Abstract
Introduction
Bisphosphonates (BP) are the first-line therapy for preventing osteoporotic fragility fractures. However, concern regarding their efficacy is growing because bisphosphonate use is associated with over-suppression of remodeling. Animal studies have reported that BP therapy is associated with accumulation of micro-cracks (Fig. 1) and a reduction in bone mechanical properties, but the effect on humans has not been investigated. Therefore, our aim was to quantify the mechanical strength of bone treated with BP, and correlate this with the microarchitecture and density of micro-damage in comparison with untreated osteoporotic hip-fractured and non-fractured elderly controls.
Methods
Trabecular bone cores from patients treated with BP were compared with patients who had not received any treatment for bone osteoporotic disease. Non-fractured cadaveric femora from individuals with no history of bone metabolic disease were also used as controls. Cores were imaged in high resolution (∼1.3µm) using Synchrotron X-ray tomography (Diamond Light Source Ltd.) The scans were used for structural and material analysis, then the cores were mechanically tested in compression. A novel classification system was devised to characterise features of micro-damage in the Synchrotron images: micro-cracks, diffuse damage and perforations.

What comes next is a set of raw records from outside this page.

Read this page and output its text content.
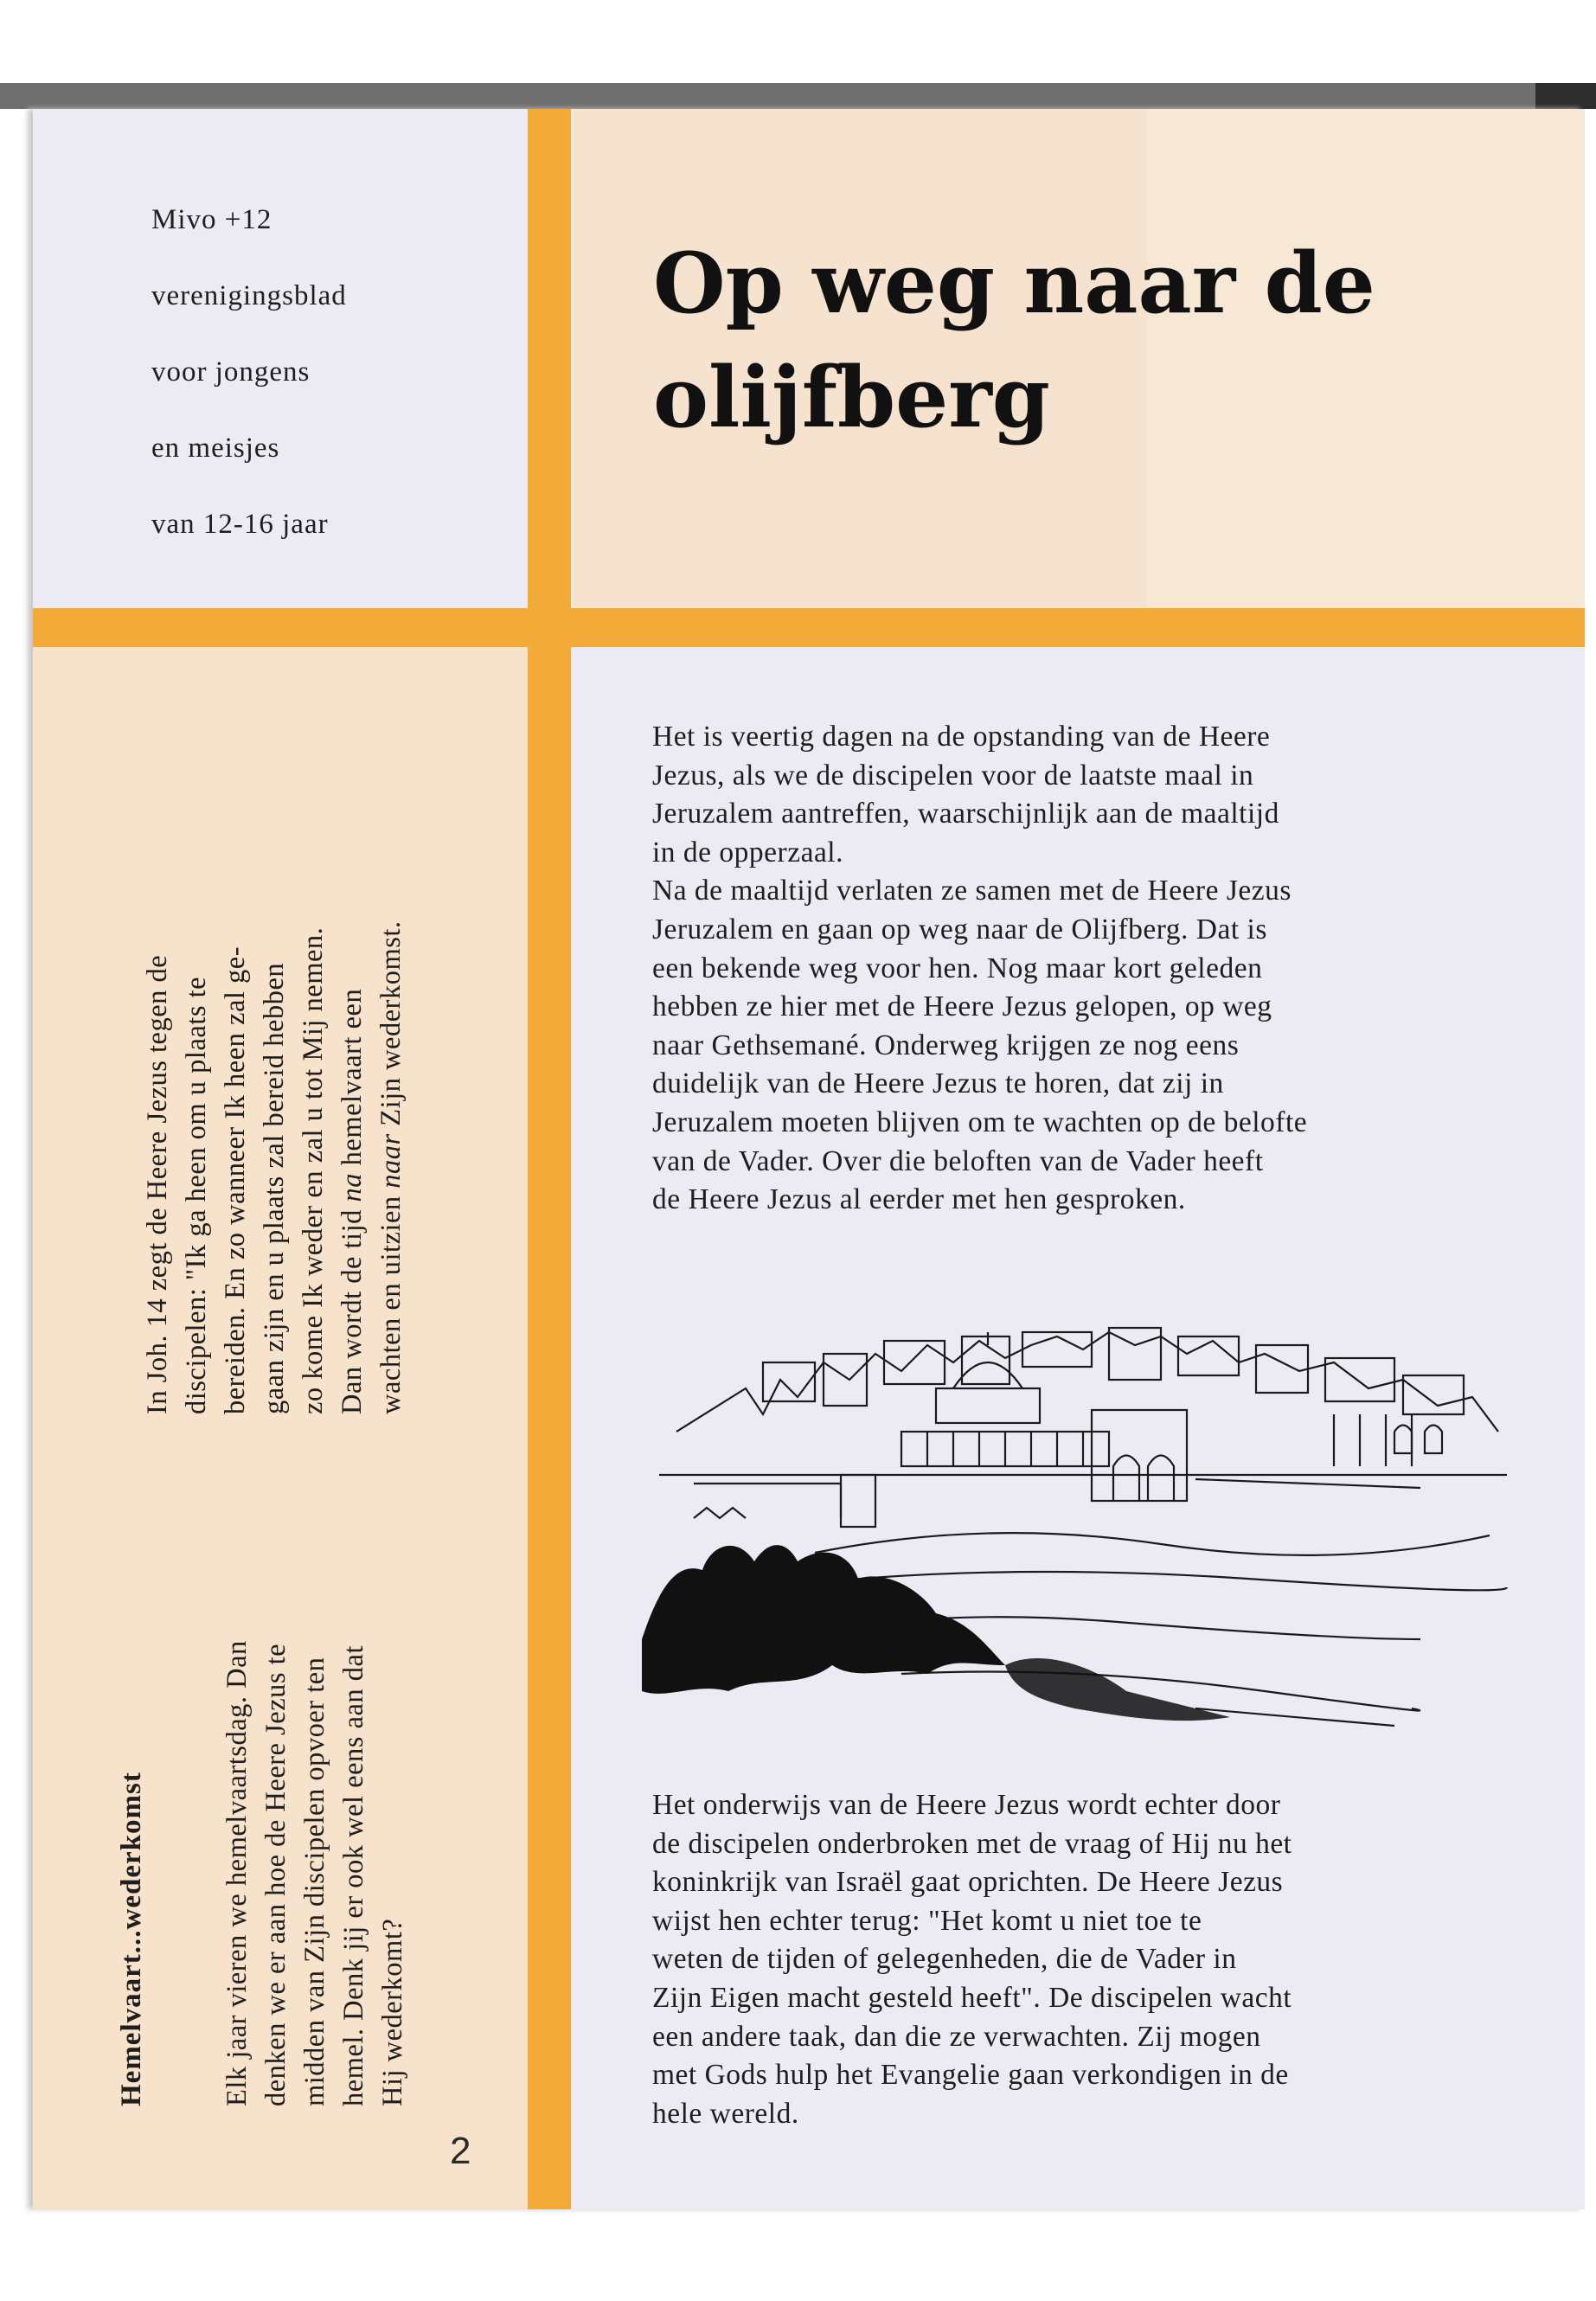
Mivo +12
verenigingsblad
voor jongens
en meisjes
van 12-16 jaar
Op weg naar de
olijfberg

Het is veertig dagen na de opstanding van de Heere

Jezus, als we de discipelen voor de laatste maal in

Jeruzalem aantreffen, waarschijnlijk aan de maaltijd

in de opperzaal.

Na de maaltijd verlaten ze samen met de Heere Jezus

Jeruzalem en gaan op weg naar de Olijfberg. Dat is

een bekende weg voor hen. Nog maar kort geleden

hebben ze hier met de Heere Jezus gelopen, op weg

naar Gethsemané. Onderweg krijgen ze nog eens

duidelijk van de Heere Jezus te horen, dat zij in

Jeruzalem moeten blijven om te wachten op de belofte

van de Vader. Over die beloften van de Vader heeft

de Heere Jezus al eerder met hen gesproken.

Het onderwijs van de Heere Jezus wordt echter door

de discipelen onderbroken met de vraag of Hij nu het

koninkrijk van Israël gaat oprichten. De Heere Jezus

wijst hen echter terug: "Het komt u niet toe te

weten de tijden of gelegenheden, die de Vader in

Zijn Eigen macht gesteld heeft". De discipelen wacht

een andere taak, dan die ze verwachten. Zij mogen

met Gods hulp het Evangelie gaan verkondigen in de

hele wereld.

Hemelvaart...wederkomst	Elk jaar vieren we hemelvaartsdag. Dan denken we er aan hoe de Heere Jezus te midden van Zijn discipelen opvoer ten hemel. Denk jij er ook wel eens aan dat Hij wederkomt?

In Joh. 14 zegt de Heere Jezus tegen de discipelen: "Ik ga heen om u plaats te bereiden. En zo wanneer Ik heen zal ge- gaan zijn en u plaats zal bereid hebben zo kome Ik weder en zal u tot Mij nemen. Dan wordt de tijd na hemelvaart een

wachten en uitzien naar Zijn wederkomst.

2
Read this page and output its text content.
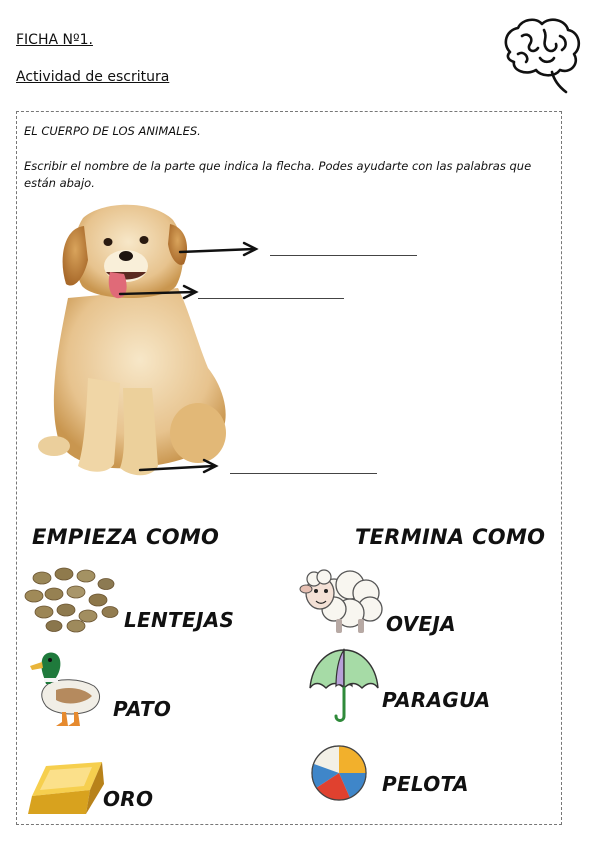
FICHA Nº1.
Actividad de escritura
EL CUERPO DE LOS ANIMALES.
Escribir el nombre de la parte que indica la flecha. Podes ayudarte con las palabras que
están abajo.
EMPIEZA COMO	TERMINA COMO
LENTEJAS
PATO
ORO
OVEJA
PARAGUA
PELOTA
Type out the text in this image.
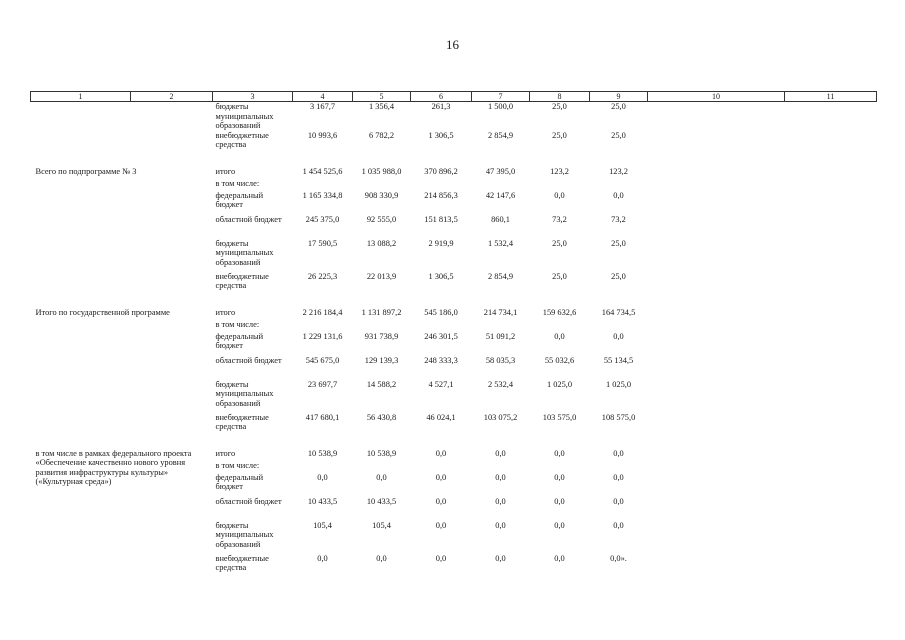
16
1	2	3	4	5	6	7	8	9	10	11
		бюджеты муниципальных образований	3 167,7	1 356,4	261,3	1 500,0	25,0	25,0		
		внебюджетные средства	10 993,6	6 782,2	1 306,5	2 854,9	25,0	25,0		

Всего по подпрограмме № 3		итого	1 454 525,6	1 035 988,0	370 896,2	47 395,0	123,2	123,2		
		в том числе:								
		федеральный бюджет	1 165 334,8	908 330,9	214 856,3	42 147,6	0,0	0,0		
		областной бюджет	245 375,0	92 555,0	151 813,5	860,1	73,2	73,2		
		бюджеты муниципальных образований	17 590,5	13 088,2	2 919,9	1 532,4	25,0	25,0		
		внебюджетные средства	26 225,3	22 013,9	1 306,5	2 854,9	25,0	25,0		

Итого по государственной программе		итого	2 216 184,4	1 131 897,2	545 186,0	214 734,1	159 632,6	164 734,5		
		в том числе:								
		федеральный бюджет	1 229 131,6	931 738,9	246 301,5	51 091,2	0,0	0,0		
		областной бюджет	545 675,0	129 139,3	248 333,3	58 035,3	55 032,6	55 134,5		
		бюджеты муниципальных образований	23 697,7	14 588,2	4 527,1	2 532,4	1 025,0	1 025,0		
		внебюджетные средства	417 680,1	56 430,8	46 024,1	103 075,2	103 575,0	108 575,0		

в том числе в рамках федерального проекта «Обеспечение качественно нового уровня развития инфраструктуры культуры» («Культурная среда»)		итого	10 538,9	10 538,9	0,0	0,0	0,0	0,0		
		в том числе:								
		федеральный бюджет	0,0	0,0	0,0	0,0	0,0	0,0		
		областной бюджет	10 433,5	10 433,5	0,0	0,0	0,0	0,0		
		бюджеты муниципальных образований	105,4	105,4	0,0	0,0	0,0	0,0		
		внебюджетные средства	0,0	0,0	0,0	0,0	0,0	0,0».		
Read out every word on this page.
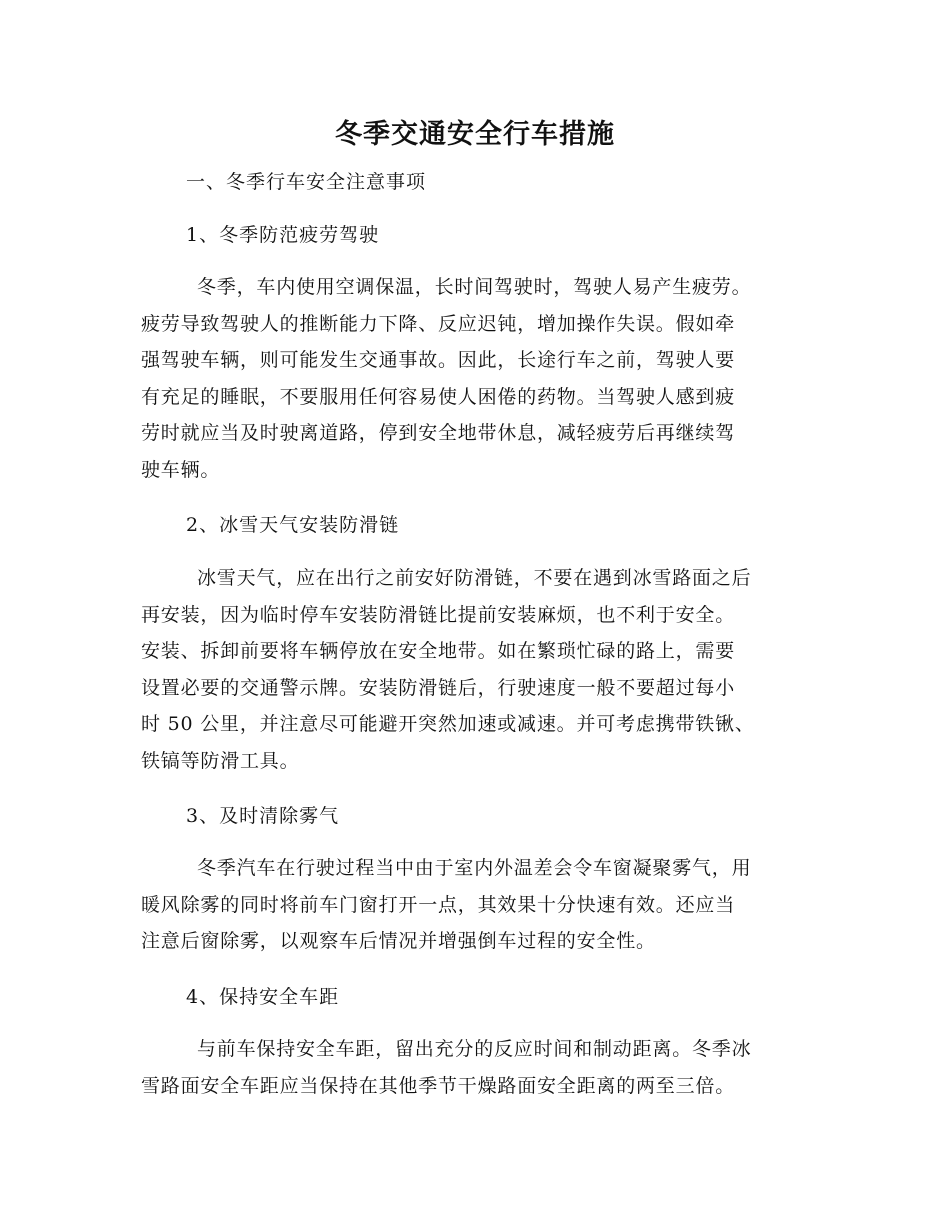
冬季交通安全行车措施
一、冬季行车安全注意事项
1、冬季防范疲劳驾驶
冬季，车内使用空调保温，长时间驾驶时，驾驶人易产生疲劳。
疲劳导致驾驶人的推断能力下降、反应迟钝，增加操作失误。假如牵
强驾驶车辆，则可能发生交通事故。因此，长途行车之前，驾驶人要
有充足的睡眠，不要服用任何容易使人困倦的药物。当驾驶人感到疲
劳时就应当及时驶离道路，停到安全地带休息，减轻疲劳后再继续驾
驶车辆。
2、冰雪天气安装防滑链
冰雪天气，应在出行之前安好防滑链，不要在遇到冰雪路面之后
再安装，因为临时停车安装防滑链比提前安装麻烦，也不利于安全。
安装、拆卸前要将车辆停放在安全地带。如在繁琐忙碌的路上，需要
设置必要的交通警示牌。安装防滑链后，行驶速度一般不要超过每小
时 50 公里，并注意尽可能避开突然加速或减速。并可考虑携带铁锹、
铁镐等防滑工具。
3、及时清除雾气
冬季汽车在行驶过程当中由于室内外温差会令车窗凝聚雾气，用
暖风除雾的同时将前车门窗打开一点，其效果十分快速有效。还应当
注意后窗除雾，以观察车后情况并增强倒车过程的安全性。
4、保持安全车距
与前车保持安全车距，留出充分的反应时间和制动距离。冬季冰
雪路面安全车距应当保持在其他季节干燥路面安全距离的两至三倍。
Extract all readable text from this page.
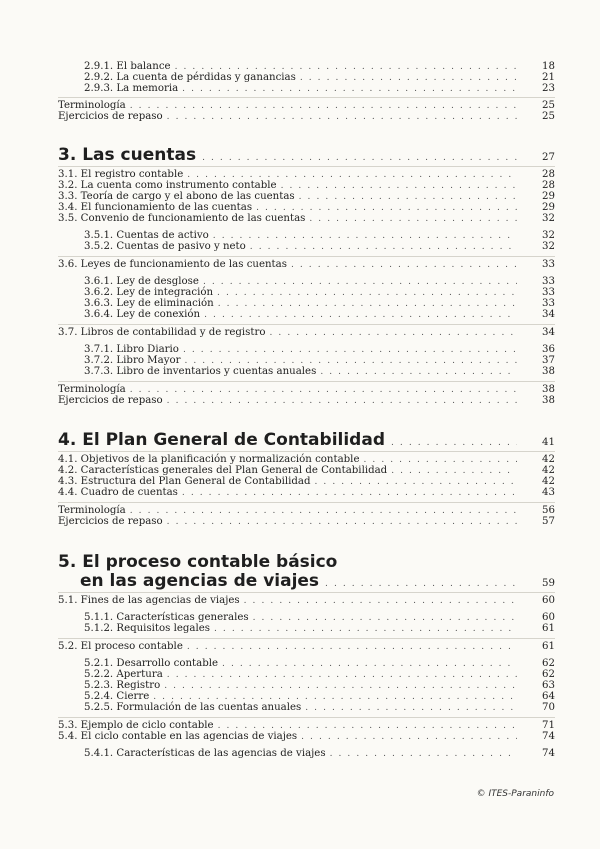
2.9.1. El balance . . .	18
2.9.2. La cuenta de pérdidas y ganancias . . .	21
2.9.3. La memoria . . .	23
Terminología . . .	25
Ejercicios de repaso . . .	25
3. Las cuentas . . .	27
3.1. El registro contable . . .	28
3.2. La cuenta como instrumento contable . . .	28
3.3. Teoría de cargo y el abono de las cuentas . . .	29
3.4. El funcionamiento de las cuentas . . .	29
3.5. Convenio de funcionamiento de las cuentas . . .	32
3.5.1. Cuentas de activo . . .	32
3.5.2. Cuentas de pasivo y neto . . .	32
3.6. Leyes de funcionamiento de las cuentas . . .	33
3.6.1. Ley de desglose . . .	33
3.6.2. Ley de integración . . .	33
3.6.3. Ley de eliminación . . .	33
3.6.4. Ley de conexión . . .	34
3.7. Libros de contabilidad y de registro . . .	34
3.7.1. Libro Diario . . .	36
3.7.2. Libro Mayor . . .	37
3.7.3. Libro de inventarios y cuentas anuales . . .	38
Terminología . . .	38
Ejercicios de repaso . . .	38
4. El Plan General de Contabilidad . . .	41
4.1. Objetivos de la planificación y normalización contable . . .	42
4.2. Características generales del Plan General de Contabilidad . . .	42
4.3. Estructura del Plan General de Contabilidad . . .	42
4.4. Cuadro de cuentas . . .	43
Terminología . . .	56
Ejercicios de repaso . . .	57
5. El proceso contable básico
en las agencias de viajes . . .	59
5.1. Fines de las agencias de viajes . . .	60
5.1.1. Características generales . . .	60
5.1.2. Requisitos legales . . .	61
5.2. El proceso contable . . .	61
5.2.1. Desarrollo contable . . .	62
5.2.2. Apertura . . .	62
5.2.3. Registro . . .	63
5.2.4. Cierre . . .	64
5.2.5. Formulación de las cuentas anuales . . .	70
5.3. Ejemplo de ciclo contable . . .	71
5.4. El ciclo contable en las agencias de viajes . . .	74
5.4.1. Características de las agencias de viajes . . .	74
© ITES-Paraninfo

Synchrotron micro-CT stacks were visualised and analysed using ImageJ, Avizo and VGStudio MAX.
Results
Our findings demonstrated that patients treated with BP (17.2 MPa) had significantly lower tissue strength than untreated fracture (24.0 MPa) and non-fracture controls (28.0 MPa). Yet treated and untreated hip-fracture patient's exhibited comparable bone microarchitecture, volume fraction, apparent and material density. The data also revealed that the BP group had the highest micro-damage density across all groups. The BP group (7.7/mm3) also exhibited significantly greater micro-crack density than the fracture (4.3/mm3) and non-fracture (4.1/mm3) controls. Furthermore, the BP group (1.9/mm3) demonstrated increased diffuse damage when compared to the fracture (0.3/mm3) and non-fracture (0.8/mm3) controls. In contrast, the BP group (1.9. mm3) had fewer perforations than fracture (3.0/mm3) and non-fracture controls (3.9/mm3).
Discussion
Despite having comparable microarchitecture apparent and material density, patients taking BP exhibited weaker tissue strength compared to the controls. This weakness is likely to be the the result of the increased accumulation of micro-damage found in BP treated bone. BP inhibits bone remodelling, thereby reducing the number of perforated trabeculae, meanwhile over-suppression leads to the accumulation of micro-cracks and diffuse damage which reduce strength.
Conclusion
In our subgroup of hip-fracture patients, BP therapy appeared to offer no mechanical advantage in resisting femoral fractures. BP accumulated micro-damage may have weakened the trabecular bone in the femoral head and neck thereby, therefore increasing the risk of a fracture during a trip or fall.